It’s Katmai National Park’s Fat Bear Week again, and their gallery of fat bears is teeming with … fat bears. There’s also a junior bear competition, but, come on, let cubs be cubs! I’m still recovering from Toddlers and Tiaras and Dance Moms. You too?
Now, to be completely transparent, I’ve followed “professional” wrestling and personally measured Arnold Schwarzenegger’s neck. I spent a week as the replacement advisor to a cheerleading team attending Spirit Camp at Auburn University. If you have never seen teen-aged girls compete for the “Spirit Stick”, you have never seen the bare face of human desperation. I’ve been in the belly of the beast, people.
Loyal readers already know that my wife and I encounter bears on a regular basis. We live among black bears in a manicured suburban town just north of Hartford, Connecticut. Our local facebook pages include one dedicated to bear antics in swimming pools, at birthday parties, and in garbage bins. The most recent estimate of bears in town numbered almost 100, including the cubs we first saw last spring. Close encounters of the bear kind? I’ve had two, mano a pata, close enough to understand that there is something more than I can understand behind those deep brown eyes.
Is this just another beauty pageant for bears? There’s nothing remotely regrettable about this contest.
There may be pageant winners out there, aching to correct my superficial dismissal of beauty contests. I know. It’s all about the scholarships. And yet, I still recall the solemnity with which Miss Arizona 2009 responded to a question about universal health care:
“I hear your question and refuse to answer it or express an opinion because everyone has a right to an opinion…”
I’d rather interview a black bear rooting through a garbage bin.
Back to Fat Bear Week.
The opportunity to endorse the bear of your choice is sponsored by the Katmai National Park, Brooks River, Alaska. There is a wonderland of bear related information and photographs on their competition website: https://explore.org/fat-bear-week#about, including several bear cams and a lot of information about the habits of bears in that park. For those of us not able to visit Katmai, the park offers this description of its treasures:
“Katmai’s brown bears are at their fattest in late summer and early fall. It is the end-product of their summer-long effort to satisfy their profound hunger and prepare for winter hibernation. During hibernation, bears do not eat or drink and can lose one-third of their body weight. Their winter survival depends on accumulating ample fat reserves before entering the den.
To get fat, bears gorge on the richest and most easily obtainable foods they can find. In Katmai National Park, that most often means salmon. Dozens of bears gather at Brooks River to feast on salmon from late June until mid October. Perhaps no other river on Earth offers bears the chance to feed on salmon for so long.

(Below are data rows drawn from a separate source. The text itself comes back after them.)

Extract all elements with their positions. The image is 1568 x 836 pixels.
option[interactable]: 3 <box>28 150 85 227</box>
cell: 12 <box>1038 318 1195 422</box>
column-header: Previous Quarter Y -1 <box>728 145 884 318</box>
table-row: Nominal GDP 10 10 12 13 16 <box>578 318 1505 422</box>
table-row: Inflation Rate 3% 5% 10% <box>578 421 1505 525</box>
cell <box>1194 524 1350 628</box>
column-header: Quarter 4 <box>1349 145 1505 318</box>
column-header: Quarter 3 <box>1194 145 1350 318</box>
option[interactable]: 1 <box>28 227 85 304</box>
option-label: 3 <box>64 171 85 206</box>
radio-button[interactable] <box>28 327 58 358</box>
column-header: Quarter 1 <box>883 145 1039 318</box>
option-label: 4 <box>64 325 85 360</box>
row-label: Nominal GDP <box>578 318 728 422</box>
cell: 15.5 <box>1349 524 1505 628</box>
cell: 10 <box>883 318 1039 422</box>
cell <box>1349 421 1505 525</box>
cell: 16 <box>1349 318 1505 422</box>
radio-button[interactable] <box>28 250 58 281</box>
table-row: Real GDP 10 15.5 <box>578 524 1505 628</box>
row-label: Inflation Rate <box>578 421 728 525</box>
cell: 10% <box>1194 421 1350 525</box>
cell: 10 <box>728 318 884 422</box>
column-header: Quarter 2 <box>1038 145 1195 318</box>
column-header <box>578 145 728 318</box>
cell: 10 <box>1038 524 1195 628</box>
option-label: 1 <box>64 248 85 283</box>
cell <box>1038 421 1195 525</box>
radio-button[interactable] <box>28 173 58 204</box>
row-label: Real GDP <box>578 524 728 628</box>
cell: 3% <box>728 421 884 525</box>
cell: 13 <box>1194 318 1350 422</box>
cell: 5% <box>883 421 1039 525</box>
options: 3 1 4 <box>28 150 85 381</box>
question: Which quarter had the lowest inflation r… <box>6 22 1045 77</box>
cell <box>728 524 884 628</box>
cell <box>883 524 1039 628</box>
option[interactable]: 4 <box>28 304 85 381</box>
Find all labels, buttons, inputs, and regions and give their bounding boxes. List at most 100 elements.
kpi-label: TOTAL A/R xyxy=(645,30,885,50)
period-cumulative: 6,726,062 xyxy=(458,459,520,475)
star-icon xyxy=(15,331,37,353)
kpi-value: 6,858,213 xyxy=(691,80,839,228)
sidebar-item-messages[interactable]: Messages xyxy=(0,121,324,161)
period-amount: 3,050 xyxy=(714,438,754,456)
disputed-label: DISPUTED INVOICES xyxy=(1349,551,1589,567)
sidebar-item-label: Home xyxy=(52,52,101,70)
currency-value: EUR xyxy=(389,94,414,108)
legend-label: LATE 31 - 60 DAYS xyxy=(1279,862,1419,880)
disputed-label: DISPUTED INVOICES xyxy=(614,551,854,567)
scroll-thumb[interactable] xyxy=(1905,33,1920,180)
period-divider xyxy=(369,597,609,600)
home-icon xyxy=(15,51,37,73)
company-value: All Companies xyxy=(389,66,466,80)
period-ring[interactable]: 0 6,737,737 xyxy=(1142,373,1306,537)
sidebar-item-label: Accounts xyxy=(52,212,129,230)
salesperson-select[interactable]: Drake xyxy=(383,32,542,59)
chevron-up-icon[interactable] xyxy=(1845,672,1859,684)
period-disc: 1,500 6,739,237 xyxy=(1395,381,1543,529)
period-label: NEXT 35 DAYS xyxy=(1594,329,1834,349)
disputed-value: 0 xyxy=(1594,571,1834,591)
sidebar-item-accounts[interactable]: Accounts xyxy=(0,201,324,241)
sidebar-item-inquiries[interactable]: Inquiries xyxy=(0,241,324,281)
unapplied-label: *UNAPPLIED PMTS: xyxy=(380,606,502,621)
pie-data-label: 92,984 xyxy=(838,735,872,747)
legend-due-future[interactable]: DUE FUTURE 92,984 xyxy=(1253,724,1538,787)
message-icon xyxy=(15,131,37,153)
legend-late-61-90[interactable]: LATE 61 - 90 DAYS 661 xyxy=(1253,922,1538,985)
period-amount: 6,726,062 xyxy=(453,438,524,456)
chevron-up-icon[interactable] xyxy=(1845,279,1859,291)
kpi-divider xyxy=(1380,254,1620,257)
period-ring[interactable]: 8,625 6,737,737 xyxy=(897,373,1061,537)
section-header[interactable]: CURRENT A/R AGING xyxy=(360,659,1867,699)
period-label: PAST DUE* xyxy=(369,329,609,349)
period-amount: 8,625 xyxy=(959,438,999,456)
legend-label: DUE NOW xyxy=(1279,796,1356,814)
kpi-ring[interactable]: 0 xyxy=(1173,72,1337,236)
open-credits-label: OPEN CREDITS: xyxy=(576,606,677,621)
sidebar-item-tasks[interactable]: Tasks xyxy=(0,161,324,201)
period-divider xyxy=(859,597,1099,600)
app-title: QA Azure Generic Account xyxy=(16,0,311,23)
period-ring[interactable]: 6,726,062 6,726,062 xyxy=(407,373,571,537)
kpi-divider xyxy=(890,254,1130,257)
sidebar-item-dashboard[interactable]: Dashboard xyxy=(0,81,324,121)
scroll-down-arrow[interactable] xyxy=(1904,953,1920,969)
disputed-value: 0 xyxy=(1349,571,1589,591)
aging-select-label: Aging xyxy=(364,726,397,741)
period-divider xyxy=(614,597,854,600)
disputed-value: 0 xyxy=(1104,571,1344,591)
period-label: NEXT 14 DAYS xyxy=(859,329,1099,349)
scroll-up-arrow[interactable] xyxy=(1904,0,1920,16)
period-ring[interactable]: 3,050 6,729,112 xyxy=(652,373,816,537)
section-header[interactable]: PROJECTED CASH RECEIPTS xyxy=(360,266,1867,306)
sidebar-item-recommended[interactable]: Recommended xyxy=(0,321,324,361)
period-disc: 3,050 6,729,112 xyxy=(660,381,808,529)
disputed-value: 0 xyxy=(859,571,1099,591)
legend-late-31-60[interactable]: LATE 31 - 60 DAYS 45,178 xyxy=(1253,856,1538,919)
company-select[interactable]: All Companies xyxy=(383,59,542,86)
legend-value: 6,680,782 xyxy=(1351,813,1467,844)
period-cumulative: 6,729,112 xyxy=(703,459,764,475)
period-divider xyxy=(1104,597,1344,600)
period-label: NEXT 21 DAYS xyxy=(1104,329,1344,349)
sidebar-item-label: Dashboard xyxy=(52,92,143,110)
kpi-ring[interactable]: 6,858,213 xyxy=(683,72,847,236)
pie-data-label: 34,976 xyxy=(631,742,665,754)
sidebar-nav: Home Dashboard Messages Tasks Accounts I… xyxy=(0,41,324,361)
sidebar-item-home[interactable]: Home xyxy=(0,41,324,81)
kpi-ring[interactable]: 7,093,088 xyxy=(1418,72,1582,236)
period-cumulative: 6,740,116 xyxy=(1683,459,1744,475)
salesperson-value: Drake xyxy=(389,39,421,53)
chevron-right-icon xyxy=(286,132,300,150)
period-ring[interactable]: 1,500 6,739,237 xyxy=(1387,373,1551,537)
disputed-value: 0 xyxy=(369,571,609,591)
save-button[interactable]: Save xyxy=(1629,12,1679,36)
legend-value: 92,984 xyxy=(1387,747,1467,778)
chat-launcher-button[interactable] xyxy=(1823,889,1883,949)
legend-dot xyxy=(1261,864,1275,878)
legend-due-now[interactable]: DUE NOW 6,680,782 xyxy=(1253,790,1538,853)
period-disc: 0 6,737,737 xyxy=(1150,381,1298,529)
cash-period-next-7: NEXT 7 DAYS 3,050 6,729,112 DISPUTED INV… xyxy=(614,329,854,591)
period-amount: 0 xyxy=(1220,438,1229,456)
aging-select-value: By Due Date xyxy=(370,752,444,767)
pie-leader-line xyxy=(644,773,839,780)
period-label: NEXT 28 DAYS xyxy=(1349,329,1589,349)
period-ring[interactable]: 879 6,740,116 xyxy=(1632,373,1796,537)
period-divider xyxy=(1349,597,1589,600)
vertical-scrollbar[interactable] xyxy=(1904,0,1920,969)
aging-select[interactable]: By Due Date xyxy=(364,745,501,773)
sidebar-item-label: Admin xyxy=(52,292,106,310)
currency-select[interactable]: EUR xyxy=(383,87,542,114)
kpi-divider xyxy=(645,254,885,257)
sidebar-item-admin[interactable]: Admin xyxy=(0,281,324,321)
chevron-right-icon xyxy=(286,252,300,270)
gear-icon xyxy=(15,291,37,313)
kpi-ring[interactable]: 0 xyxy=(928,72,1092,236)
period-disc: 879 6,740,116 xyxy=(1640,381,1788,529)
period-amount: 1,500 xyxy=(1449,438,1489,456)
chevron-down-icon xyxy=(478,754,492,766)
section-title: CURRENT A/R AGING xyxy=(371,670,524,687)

Fat bears exemplify the richness of Katmai National Park and Bristol Bay, Alaska, a wild region that is home to more brown bears than people and the largest, healthiest runs of sockeye salmon left on the planet.”
Fat bears are not mocked; winter is coming. As the park puts it –
“In the bear world, fat exemplifies success. It is the fuel that powers their ability to endure winter hibernation as well as the key to their reproductive success … Their road to greatness began months ago. After a summer-long effort, brown bears at Brooks River in Katmai National Park have reached peak fat. How did they do it and what challenges did they face along the way? Those are a couple of the questions we’ll answer as we reveal the contenders and the bracket for the 2022 Fat Bear Week tournament. Watch Fat Bear Week Contestants and Bracket Reveal: October 3 at 7 p.m. Eastern / 4 p.m. Pacific.”
I did check back to see what the brackets look like and found that only four hours ago, an avid voter added this poetic tribute to the bear of her choice:
I like the light brown Bear Holly
Although she doesn’t look jolly.
She’s feeling the stress
of being chosen the best.
She is looking somewhat melancholy.
A visit to Holly’s profile explains the poet’s ardor. Holly is described as resembling a lightly toasted marshmallow; she has blonde ears and tan-colored claws. I exhort you to make your own determination of bear girth, pick a favorite, and write an ode in appreciation of the massive ursine beauty you favor. Mine is a bear known only as 856. You’ll find his resume at the web address provided below:
It’s immeasurably easier to wax rhapsodic about a bear with an actual name, Holly, let’s say, than it is to promote my pal, 856, but here goes-
856, dark vision of plumpitude
Is a marvel of belly and rumpitude
His prowess in pre-winter feeding
Assures him of snoozing and breeding
While others must wander in chumpitude
Your bear is waiting to meet you. Feel the love, and as Al Capone is reputed to have said, “Vote early and vote often.”